TLDR; I want to know the percentage % of explained variance of the dependent variable given a list of D independent variables with crazy different scales -- but I believe that given convexity of regression theoretically we don't need to normalize features. Is this correct?
I have a dependent variable ($y$)and I want to understand how much each of my independent variables ($x_i$) explain the $y$'s variance (ideally as a percentage). This sounds to me as a standard R^2. However, I have some $x_i$'s are bounded between $[0,1]$ and others can have a value of 10 Billion (100B, 10_000_000_000). Due to convexity the solution should be easy to find (though I'm realizing that perhaps if we have more data points that features some subtleties of ill-posedness/none-uniqueness might come into place, but regardless, even the psuedo norm gives the min norm solution in all I cases I think, so I think it's still easy to find due to convexity). Ideally I'd try to collect as many number of points as possible & hopefully the hand crafted/chosen features I am choosing for the scientific study explain the variance.
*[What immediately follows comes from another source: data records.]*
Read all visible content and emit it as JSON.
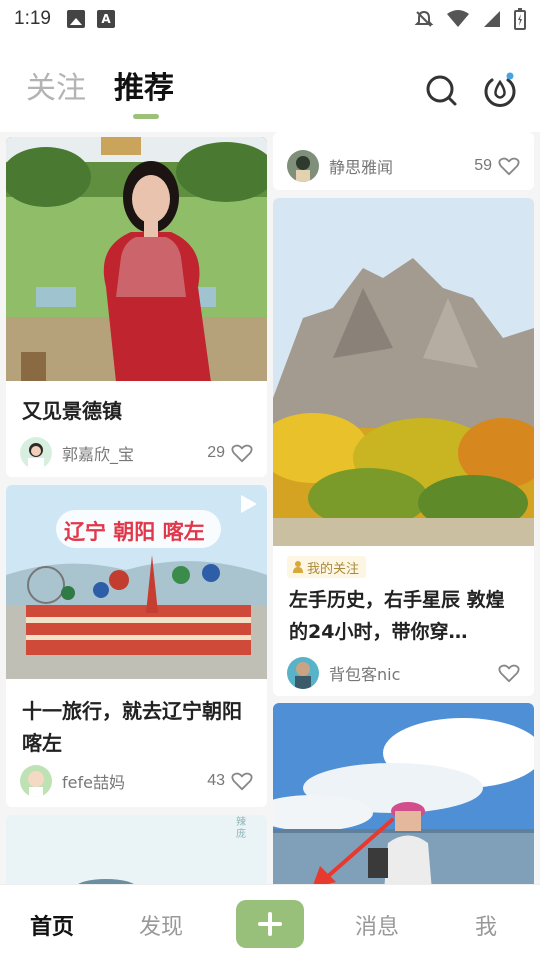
{
  "status_bar": {
    "time": "1:19",
    "left_icons": [
      "image-icon",
      "text-a-icon"
    ],
    "right_icons": [
      "bell-off-icon",
      "wifi-icon",
      "signal-icon",
      "battery-icon"
    ]
  },
  "header": {
    "tabs": [
      {
        "label": "关注",
        "active": false
      },
      {
        "label": "推荐",
        "active": true
      }
    ],
    "icons": [
      "search-icon",
      "water-drop-icon"
    ],
    "accent": "#9cc27a"
  },
  "feed": {
    "left": [
      {
        "title": "又见景德镇",
        "author": "郭嘉欣_宝",
        "likes": "29"
      },
      {
        "title": "十一旅行，就去辽宁朝阳喀左",
        "overlay_text": "辽宁 朝阳 喀左",
        "author": "fefe喆妈",
        "likes": "43",
        "video": true
      },
      {
        "partial_text": "辣 庞"
      }
    ],
    "right": [
      {
        "author": "静思雅闻",
        "likes": "59"
      },
      {
        "badge": "我的关注",
        "title": "左手历史，右手星辰 敦煌的24小时，带你穿…",
        "author": "背包客nic",
        "likes": ""
      },
      {
        "partial": true
      }
    ]
  },
  "bottom_nav": {
    "items": [
      "首页",
      "发现",
      "消息",
      "我"
    ],
    "active": "首页",
    "add_icon": "plus-icon",
    "add_color": "#98c07a"
  }
}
So is it correct that due to convexity normalization is not important in terms of the statistical results? (I infer numerically it might matter but just statistically does it matter?)
What about plotting y vs x?
Intuitively, what I am trying to see is how each $x_i$ explains $y$ -- or if it correlates with $x_i$. i.e. if $y$ is some function of $x_i$. One other way to do this is to plot the raw $y$'s vs $x_i$'s -- however, this doesn't scale beyond 2D point x's (perhaps 3D x's) -- but in my mind that would be nearly ideal way to plot the data because it wouldn't involve any numerical issues or statistical choices, we just see if $y$ really varies as $x_i$'s vary. It also, doesn't depend on the data because "nature" deals with the normalization implicitly/by itself when it computes $y = f(x)$ and we just try to plot the raw points. But of course this doesn't scale. Another way is to fix a subset of $x$'s and just plot 2 at a time. This idea come from trying to avoid the normalization of the features.
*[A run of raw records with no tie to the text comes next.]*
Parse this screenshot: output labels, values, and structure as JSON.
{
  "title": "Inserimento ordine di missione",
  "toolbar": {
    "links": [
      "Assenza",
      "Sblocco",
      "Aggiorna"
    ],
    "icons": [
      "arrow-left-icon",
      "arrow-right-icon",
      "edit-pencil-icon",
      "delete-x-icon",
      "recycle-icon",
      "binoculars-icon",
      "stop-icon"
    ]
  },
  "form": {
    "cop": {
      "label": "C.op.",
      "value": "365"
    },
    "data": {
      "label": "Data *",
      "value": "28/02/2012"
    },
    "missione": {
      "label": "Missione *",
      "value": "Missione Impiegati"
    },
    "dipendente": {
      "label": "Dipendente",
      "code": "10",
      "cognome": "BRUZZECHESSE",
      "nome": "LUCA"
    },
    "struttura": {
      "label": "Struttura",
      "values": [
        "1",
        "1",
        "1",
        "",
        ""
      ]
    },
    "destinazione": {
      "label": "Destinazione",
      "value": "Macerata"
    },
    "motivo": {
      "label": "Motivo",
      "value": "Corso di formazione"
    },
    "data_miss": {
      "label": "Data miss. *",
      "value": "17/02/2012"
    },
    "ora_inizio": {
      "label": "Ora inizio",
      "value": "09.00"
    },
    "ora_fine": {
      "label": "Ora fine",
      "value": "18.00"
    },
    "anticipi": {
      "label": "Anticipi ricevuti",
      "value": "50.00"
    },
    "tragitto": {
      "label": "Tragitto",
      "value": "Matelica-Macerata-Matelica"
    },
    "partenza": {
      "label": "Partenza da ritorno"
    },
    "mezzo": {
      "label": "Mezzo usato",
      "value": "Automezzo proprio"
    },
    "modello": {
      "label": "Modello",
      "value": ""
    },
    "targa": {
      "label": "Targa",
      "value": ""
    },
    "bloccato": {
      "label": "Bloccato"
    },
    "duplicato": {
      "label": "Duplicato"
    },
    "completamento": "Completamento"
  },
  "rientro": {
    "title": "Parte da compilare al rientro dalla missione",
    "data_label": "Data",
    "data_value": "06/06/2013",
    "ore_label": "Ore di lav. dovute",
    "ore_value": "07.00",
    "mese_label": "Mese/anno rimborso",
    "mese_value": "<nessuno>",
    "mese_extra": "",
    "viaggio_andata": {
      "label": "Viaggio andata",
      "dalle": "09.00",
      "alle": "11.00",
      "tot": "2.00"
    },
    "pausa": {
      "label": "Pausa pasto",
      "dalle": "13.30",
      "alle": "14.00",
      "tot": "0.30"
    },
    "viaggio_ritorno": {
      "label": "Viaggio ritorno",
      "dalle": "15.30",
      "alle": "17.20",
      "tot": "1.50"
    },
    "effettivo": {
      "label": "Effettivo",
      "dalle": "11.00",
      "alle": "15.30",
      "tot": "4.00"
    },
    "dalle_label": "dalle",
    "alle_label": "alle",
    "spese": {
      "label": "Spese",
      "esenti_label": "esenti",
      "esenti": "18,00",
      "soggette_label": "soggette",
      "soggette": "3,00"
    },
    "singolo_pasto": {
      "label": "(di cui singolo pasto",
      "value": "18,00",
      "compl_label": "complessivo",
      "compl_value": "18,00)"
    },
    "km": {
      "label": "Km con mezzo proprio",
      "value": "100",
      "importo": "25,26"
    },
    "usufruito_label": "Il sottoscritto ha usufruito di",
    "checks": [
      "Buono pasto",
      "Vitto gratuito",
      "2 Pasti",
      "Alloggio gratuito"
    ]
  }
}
One case I realized makes sense to normalize is with synthetic data. If I generate synthetic data where the $x_i$'s are of such difference -- then I must normalize the features of choose the coefficients very carefully such that the 10 billion scale features doesn't dominate the output just randomly. So normalization when creating synthetic data seems important -- at least as a thought experiment.
So when do I need to normalize my features? Does my use case need it? Theoretically is it actually needed when the problem is convex?